Fred Wilson has had a series of posts relating to M&A transactions, generally revolving around case studies. This one on ChiliSoft describes how certain features embedded in the capitalization table (liquidation preferences and floating price warrants), coupled with being acquired for shares rather than cash led to a seemingly dramatic erosion of value for the target shareholders.
The key point here is not whether any particular structure is “right” for every transaction. The point actually is that your CFO, or your lawyer if he knows how to work a spreadsheet, should keep track of your capitalization table and what it means. The “what it means” part is, in my experience, best done graphically, depicting the payouts to various groups of holders at different liquidation prices. (In every set of venture documents I’ve seen, a merger or acquisition is treated as a liquidation.) That depiction has to take into account conversions, exercises, and the conditions and triggers that cause them.
My best story about this issue comes not from an M&A transaction per se, but from a set of unusual liquidation preferences I read in a term sheet. The terms included different multipliers at various thresholds, and something about the text didn’t make sense to me. I checked with the venture associate (who had actually been a corporate lawyer at my old firm) to confirm. The answer back was “yep, that’s what we want.” I have a habit of being too smart for my own good sometimes, and so I didn’t take the client’s answer for a given (frankly, that’s not my job — my job is to get it as right as possible). Instead, I did the only thing that made sense to me — show that the terms were somehow wrong. (NB: the meta-lesson here is that reading terms like these, particularly when they are complex, and certainly when you are reading several sets of terms in conjunction with one another, is really damn hard.) I chose to do that with Excel.
I put together a relatively simple graph, showing the total value of the company vs. the share for common and series A (or B or whatever it was) holders.

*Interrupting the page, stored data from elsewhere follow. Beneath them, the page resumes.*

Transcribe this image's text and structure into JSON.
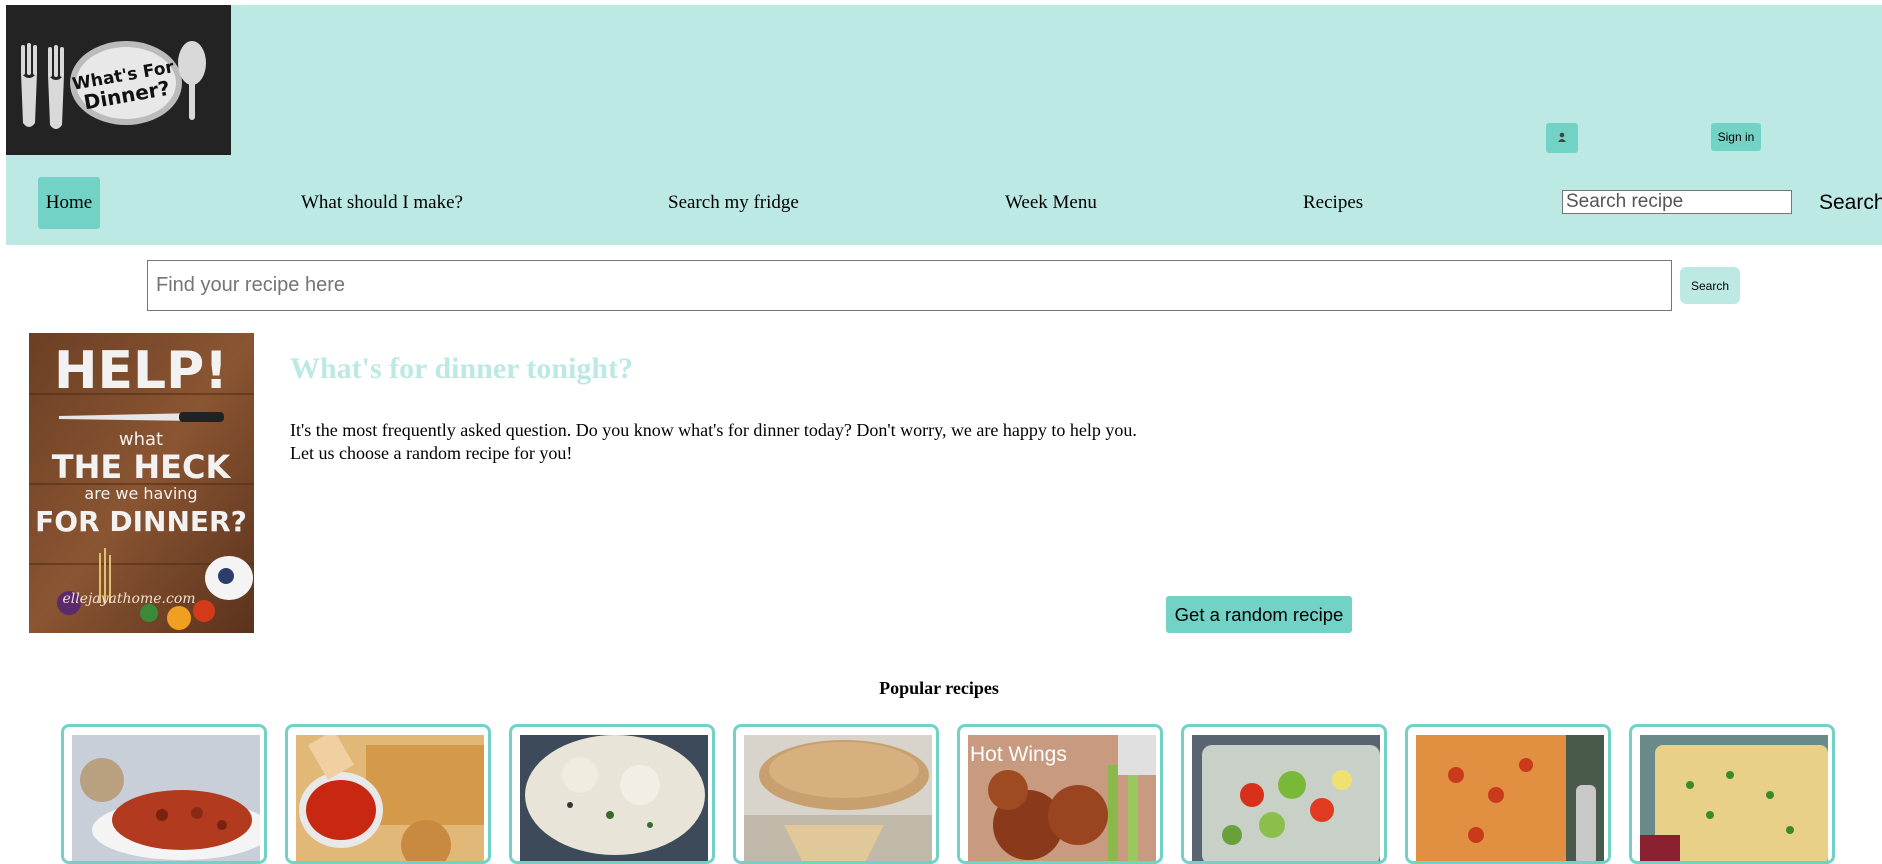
{
  "header": {
    "logo_text": [
      "What's For",
      "Dinner?"
    ],
    "user_icon": "user-icon",
    "signin_label": "Sign in",
    "nav": [
      {
        "label": "Home",
        "active": true
      },
      {
        "label": "What should I make?"
      },
      {
        "label": "Search my fridge"
      },
      {
        "label": "Week Menu"
      },
      {
        "label": "Recipes"
      }
    ],
    "search_placeholder": "Search recipe",
    "search_label": "Search"
  },
  "search": {
    "placeholder": "Find your recipe here",
    "button_label": "Search"
  },
  "intro": {
    "poster_text": [
      "HELP!",
      "what",
      "THE HECK",
      "are we having",
      "FOR DINNER?",
      "ellejayathome.com"
    ],
    "title": "What's for dinner tonight?",
    "text": "It's the most frequently asked question. Do you know what's for dinner today? Don't worry, we are happy to help you. Let us choose a random recipe for you!",
    "random_button": "Get a random recipe"
  },
  "popular": {
    "heading": "Popular recipes",
    "cards": [
      {
        "caption": ""
      },
      {
        "caption": ""
      },
      {
        "caption": ""
      },
      {
        "caption": ""
      },
      {
        "caption": "Hot Wings"
      },
      {
        "caption": ""
      },
      {
        "caption": ""
      },
      {
        "caption": ""
      }
    ]
  },
  "colors": {
    "header_bg": "#bde9e4",
    "accent": "#72d2c6",
    "logo_bg": "#232323"
  }
}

The answer became obvious: the language as written operated to give the new investors, less money as the company became more valuable from $200m to $300m (or something like that). That never makes any sense. Keeping their share static, or shifting the share different ways, all could make sense and provide distinct incentives to management: but taking money out of anyone’s pocket in that scenario makes no sense.
I’ve left it unedited and uncleaned (the axes are atrocious, the legend is back in excel, etc.) because all you have to do is look at those two vertical lines at $211m and $240m company valuation and see the problem.
This type of analysis doesn’t have to happen on a daily basis; it’s not a dashboard item. But in the middle of, meaning before signing, any capital raise or other issuance of equity, you’d better have one of these from your CFO. Or your banker. Or your venture consultant. Or your lawyer (and if your lawyer doesn’t know how to do this in excel, call one who does). When skilled venture-firm folks can make these mistakes, it’s certain that company management does too.